Teenager hatten sich am Himmelfahrtstag ausgerechnet die Insel im Elbsee als „Campingplatz“ ausgesucht - und damit einen Einsatz des städtischen Ordnungs- und Servicedienstes (OSD) ausgelöst, und der kann für die jungen Leute im Nachhinein auch noch sehr teuer werden.

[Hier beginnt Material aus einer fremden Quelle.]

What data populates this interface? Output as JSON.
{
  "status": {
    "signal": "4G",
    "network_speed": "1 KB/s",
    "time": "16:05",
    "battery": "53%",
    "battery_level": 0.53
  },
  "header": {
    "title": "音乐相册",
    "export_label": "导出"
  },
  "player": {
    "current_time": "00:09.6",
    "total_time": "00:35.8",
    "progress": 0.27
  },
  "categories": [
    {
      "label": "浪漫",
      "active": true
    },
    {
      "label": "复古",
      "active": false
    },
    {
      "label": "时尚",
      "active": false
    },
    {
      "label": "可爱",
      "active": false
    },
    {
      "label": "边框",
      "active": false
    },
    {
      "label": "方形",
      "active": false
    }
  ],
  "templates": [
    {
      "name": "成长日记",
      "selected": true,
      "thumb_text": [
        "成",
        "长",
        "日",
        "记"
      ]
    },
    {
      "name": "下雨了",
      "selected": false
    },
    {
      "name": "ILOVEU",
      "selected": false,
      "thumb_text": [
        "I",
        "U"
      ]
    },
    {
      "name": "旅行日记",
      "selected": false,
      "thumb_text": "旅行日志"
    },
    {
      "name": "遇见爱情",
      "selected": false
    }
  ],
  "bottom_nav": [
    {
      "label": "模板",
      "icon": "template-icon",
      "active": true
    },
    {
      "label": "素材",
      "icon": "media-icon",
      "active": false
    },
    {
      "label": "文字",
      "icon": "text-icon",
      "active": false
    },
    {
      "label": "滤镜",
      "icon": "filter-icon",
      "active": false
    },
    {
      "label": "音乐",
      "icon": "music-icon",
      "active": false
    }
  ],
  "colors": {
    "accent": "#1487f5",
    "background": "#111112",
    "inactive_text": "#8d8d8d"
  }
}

Angler hatten sich am Abend beim OSD darüber beschwert, dass sie von der Landseite am See Menschen in einem Schlauchboot beobachtet hatten, die mit Proviant und Zelt zur Insel unterwegs waren. Selbst das bloße Betreten der Insel ist aber verboten, da sie im Naturschutzgebiet liegt und ein Refugium für gefährdete Tiere und Pflanzen darstellt.

Die städtischen Kräften gingen der Beschwerde nach und zogen auch noch die Feuerwehr hinzu, die sie mit einem Boot zur Insel brachten. Dort fanden sie zunächst das Zelt, Schlafsäcke, Isomatten und Rucksäcke. Die OSD-Mitarbeiter forderten die Camper schließlich per Zuruf auf, sich zu stellen. Schließlich kamen vier Teenager, zwei Mädchen, je 16 Jahre alt, und zwei Jungen im Alter von 17 und 19 Jahren, aus dem Gebüsch. Sie erklärten zerknirscht „Es tut uns leid“ und entschuldigten sich mehrfach. Die Jugendlichen gaben an, dass noch zwei weitere Freunde auf der Insel waren, die aber inzwischen mit dem Boot geflüchtet waren. Das Boot wurde am Ufer des Sees gefunden.

Unangenehm: Die vier Teenager wurden später von den OSD-Kräften ihren Eltern übergeben. Die Kosten des Einsatzes, an dem auch ein Löschzug der Feuerwehr beteiligt war, werden ihnen nun in Rechnung gestellt.